A server administrator is tasked with adding a new hard drive to a rack-mount server to expand its storage capacity. The server's backplane is connected to a SATA controller, and all existing drives are 4TB SATA HDDs. The administrator finds a spare 4TB SAS drive and inserts it into an empty bay. The drive's activity light does not illuminate, and the operating system does not detect the new drive. What is the most likely cause of this issue?
The server's SATA controller is not compatible with SAS drives.
The SAS drive requires a different power connector than what the SATA backplane provides.
The drive must be formatted with a specific file system before the server can recognize it.
The new drive's capacity exceeds the maximum supported by the SATA controller.
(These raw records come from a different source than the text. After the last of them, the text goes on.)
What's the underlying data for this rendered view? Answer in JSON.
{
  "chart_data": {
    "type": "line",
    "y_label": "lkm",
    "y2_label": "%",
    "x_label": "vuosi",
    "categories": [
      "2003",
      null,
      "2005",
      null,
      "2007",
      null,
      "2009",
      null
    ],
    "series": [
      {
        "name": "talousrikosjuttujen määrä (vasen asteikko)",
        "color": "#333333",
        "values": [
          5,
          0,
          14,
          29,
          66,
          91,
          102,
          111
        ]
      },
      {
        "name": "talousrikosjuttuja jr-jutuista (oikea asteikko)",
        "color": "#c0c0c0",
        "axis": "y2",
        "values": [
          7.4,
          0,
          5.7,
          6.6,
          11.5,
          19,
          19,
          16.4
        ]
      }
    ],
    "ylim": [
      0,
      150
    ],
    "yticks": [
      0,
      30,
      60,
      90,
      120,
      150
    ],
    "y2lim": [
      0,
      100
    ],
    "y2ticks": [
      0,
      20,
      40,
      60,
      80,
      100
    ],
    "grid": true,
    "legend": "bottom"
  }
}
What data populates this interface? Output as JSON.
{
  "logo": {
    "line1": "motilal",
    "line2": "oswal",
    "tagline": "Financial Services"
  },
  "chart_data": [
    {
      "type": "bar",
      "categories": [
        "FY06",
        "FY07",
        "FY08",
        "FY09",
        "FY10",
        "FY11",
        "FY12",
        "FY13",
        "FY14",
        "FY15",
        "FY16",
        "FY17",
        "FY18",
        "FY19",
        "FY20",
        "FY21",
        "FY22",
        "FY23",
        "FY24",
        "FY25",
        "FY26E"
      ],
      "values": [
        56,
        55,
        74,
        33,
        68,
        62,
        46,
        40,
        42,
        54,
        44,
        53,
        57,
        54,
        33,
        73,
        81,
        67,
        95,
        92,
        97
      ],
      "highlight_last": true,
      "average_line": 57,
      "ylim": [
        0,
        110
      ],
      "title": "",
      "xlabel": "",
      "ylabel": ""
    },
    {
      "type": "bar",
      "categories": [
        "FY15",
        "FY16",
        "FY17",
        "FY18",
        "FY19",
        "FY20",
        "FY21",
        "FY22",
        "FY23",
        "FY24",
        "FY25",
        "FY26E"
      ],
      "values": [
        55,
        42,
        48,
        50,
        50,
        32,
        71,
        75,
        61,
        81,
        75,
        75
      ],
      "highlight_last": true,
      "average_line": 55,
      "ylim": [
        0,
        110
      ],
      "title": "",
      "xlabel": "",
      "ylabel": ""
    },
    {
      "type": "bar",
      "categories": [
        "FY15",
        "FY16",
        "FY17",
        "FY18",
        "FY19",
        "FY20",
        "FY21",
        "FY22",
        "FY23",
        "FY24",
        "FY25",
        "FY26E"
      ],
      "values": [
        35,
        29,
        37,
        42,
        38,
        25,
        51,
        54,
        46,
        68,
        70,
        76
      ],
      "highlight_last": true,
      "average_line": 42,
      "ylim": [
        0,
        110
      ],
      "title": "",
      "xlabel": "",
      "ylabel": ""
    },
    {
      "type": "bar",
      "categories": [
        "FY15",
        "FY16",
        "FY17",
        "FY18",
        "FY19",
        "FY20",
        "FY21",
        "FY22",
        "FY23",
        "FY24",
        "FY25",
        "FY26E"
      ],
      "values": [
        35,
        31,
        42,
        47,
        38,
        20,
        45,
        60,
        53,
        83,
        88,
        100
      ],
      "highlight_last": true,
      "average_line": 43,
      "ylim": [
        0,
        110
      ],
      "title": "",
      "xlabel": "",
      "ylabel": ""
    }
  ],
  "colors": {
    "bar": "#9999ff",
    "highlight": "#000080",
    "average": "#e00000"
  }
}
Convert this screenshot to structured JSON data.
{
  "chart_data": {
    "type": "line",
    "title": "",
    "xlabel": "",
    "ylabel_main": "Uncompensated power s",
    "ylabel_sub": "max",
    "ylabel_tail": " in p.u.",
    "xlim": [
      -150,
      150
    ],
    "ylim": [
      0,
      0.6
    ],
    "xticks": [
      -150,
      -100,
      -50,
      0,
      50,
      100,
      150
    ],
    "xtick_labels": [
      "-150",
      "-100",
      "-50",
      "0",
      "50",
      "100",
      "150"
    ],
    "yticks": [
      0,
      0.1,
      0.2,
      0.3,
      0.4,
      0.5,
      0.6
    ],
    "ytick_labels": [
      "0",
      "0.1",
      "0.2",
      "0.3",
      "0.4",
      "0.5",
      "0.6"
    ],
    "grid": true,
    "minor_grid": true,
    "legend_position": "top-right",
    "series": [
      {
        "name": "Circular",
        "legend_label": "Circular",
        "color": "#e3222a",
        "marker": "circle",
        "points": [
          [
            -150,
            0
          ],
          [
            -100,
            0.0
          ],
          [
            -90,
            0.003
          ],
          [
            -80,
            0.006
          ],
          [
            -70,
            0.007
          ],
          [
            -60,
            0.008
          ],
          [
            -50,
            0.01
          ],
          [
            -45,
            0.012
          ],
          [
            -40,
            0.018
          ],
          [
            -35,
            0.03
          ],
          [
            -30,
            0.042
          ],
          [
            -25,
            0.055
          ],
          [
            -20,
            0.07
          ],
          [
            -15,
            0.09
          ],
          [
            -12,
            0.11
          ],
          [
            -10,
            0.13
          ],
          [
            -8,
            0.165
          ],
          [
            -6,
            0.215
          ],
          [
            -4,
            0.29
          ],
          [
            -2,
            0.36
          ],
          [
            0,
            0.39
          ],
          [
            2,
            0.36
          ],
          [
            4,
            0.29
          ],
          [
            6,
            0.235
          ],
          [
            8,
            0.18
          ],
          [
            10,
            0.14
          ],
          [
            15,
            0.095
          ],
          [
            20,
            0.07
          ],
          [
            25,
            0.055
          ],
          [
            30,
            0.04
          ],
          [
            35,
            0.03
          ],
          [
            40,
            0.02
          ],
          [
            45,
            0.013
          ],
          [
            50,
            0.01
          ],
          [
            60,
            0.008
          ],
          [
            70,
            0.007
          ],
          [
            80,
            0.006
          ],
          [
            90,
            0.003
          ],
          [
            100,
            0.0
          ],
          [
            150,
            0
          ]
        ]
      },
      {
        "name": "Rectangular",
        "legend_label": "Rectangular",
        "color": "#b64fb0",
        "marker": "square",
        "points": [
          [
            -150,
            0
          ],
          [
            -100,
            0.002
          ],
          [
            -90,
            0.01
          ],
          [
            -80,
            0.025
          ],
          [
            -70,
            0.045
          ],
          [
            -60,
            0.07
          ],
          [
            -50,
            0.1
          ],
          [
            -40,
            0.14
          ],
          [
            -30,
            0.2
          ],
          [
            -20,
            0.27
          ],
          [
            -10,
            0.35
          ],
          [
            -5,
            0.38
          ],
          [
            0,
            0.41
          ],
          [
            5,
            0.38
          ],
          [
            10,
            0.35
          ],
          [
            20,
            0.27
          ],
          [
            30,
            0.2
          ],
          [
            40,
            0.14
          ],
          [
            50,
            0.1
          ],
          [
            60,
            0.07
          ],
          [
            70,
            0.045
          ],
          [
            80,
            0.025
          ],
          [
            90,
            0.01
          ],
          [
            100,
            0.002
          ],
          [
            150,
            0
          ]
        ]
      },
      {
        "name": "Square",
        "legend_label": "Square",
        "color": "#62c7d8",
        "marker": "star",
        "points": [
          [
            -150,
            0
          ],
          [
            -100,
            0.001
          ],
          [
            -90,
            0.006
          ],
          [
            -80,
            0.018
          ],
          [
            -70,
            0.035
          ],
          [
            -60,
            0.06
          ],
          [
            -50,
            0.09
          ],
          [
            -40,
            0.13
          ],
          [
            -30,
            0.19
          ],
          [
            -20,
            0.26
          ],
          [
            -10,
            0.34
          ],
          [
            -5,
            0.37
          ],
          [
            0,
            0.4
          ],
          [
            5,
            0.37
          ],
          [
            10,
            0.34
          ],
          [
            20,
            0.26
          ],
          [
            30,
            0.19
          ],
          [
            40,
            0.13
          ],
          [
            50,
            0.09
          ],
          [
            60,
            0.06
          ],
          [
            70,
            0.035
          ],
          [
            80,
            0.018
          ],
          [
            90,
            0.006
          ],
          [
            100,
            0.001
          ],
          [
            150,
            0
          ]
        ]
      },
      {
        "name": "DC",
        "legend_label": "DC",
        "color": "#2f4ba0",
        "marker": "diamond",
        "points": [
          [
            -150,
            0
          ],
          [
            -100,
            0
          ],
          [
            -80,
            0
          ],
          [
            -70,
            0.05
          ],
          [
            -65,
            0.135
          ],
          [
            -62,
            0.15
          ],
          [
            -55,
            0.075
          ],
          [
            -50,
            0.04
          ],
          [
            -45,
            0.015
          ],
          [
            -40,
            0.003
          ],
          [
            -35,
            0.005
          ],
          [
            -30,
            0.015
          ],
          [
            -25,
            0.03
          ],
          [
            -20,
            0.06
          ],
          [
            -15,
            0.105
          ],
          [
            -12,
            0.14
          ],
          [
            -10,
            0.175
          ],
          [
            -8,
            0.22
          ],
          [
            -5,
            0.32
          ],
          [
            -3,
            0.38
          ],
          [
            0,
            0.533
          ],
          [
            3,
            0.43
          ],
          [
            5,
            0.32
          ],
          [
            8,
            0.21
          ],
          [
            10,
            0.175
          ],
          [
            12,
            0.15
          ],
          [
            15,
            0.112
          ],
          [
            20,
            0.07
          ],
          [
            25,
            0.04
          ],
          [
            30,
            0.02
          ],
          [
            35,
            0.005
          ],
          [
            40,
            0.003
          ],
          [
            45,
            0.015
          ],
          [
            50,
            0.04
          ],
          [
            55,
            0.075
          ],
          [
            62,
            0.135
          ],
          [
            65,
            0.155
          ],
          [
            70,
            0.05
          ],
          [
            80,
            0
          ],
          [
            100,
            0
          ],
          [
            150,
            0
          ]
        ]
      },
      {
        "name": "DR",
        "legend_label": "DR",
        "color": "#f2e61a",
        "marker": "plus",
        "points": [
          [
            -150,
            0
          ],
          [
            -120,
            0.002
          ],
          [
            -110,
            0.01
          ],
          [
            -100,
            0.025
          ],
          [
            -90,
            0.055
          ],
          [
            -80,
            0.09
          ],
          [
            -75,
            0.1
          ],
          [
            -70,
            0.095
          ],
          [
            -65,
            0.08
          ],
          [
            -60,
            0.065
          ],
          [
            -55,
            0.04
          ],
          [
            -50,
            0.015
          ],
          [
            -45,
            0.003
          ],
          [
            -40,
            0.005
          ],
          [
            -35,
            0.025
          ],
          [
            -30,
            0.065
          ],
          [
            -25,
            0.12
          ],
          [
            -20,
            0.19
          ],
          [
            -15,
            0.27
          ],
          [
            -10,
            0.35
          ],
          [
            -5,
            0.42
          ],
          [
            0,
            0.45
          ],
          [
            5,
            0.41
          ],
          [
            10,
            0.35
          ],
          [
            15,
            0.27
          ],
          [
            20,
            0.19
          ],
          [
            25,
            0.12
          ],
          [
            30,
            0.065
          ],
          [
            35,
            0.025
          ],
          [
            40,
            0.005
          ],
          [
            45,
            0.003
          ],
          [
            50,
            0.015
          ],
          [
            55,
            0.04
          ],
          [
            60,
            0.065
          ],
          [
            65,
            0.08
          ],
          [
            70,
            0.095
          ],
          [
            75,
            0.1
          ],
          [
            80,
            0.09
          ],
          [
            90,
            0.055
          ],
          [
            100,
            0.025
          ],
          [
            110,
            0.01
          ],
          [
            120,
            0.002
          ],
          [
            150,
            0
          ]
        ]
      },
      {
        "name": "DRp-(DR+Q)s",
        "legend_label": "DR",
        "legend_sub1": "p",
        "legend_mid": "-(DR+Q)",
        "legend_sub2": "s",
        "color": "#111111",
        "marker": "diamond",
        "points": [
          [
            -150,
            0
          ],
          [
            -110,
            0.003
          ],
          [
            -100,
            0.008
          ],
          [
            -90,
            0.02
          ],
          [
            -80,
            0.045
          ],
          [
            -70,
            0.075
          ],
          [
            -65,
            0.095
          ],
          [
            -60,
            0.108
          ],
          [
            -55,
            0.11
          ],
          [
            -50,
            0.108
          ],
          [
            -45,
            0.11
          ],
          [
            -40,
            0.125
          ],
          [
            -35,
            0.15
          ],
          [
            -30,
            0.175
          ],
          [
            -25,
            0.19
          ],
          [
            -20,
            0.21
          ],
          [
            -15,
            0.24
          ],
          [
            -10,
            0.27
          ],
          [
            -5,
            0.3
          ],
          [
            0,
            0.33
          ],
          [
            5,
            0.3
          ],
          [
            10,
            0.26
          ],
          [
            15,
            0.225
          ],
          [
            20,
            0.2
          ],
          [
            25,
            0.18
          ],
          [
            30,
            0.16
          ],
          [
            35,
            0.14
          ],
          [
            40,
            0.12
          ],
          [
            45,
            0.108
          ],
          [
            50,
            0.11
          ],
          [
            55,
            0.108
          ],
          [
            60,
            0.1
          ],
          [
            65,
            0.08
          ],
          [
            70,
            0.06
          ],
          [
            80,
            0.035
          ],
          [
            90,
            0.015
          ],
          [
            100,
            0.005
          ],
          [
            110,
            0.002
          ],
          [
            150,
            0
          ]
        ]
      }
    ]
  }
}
The correct answer explains that a SAS drive cannot function when connected to a SATA-only controller. While SAS controllers are backward-compatible with SATA drives, the reverse is not true. SATA controllers lack the necessary components and protocol support (the SCSI command set) to communicate with SAS drives.
The option suggesting a different power connector is incorrect. While the connectors have slight physical differences, they are designed to be mechanically compatible in a way that allows SATA drives to connect to SAS backplanes, and the power delivery is standardized. The issue is electronic and protocol-based, not a power connector mismatch.
The option regarding drive capacity is incorrect because the server already supports other drives of the same 4TB capacity, making a controller limit at that size highly improbable.
The option about file system formatting is incorrect because drive detection by the server's firmware (BIOS/UEFI) and the operating system's storage controller is a prerequisite for formatting. A drive must be recognized as a hardware device before it can be partitioned and formatted.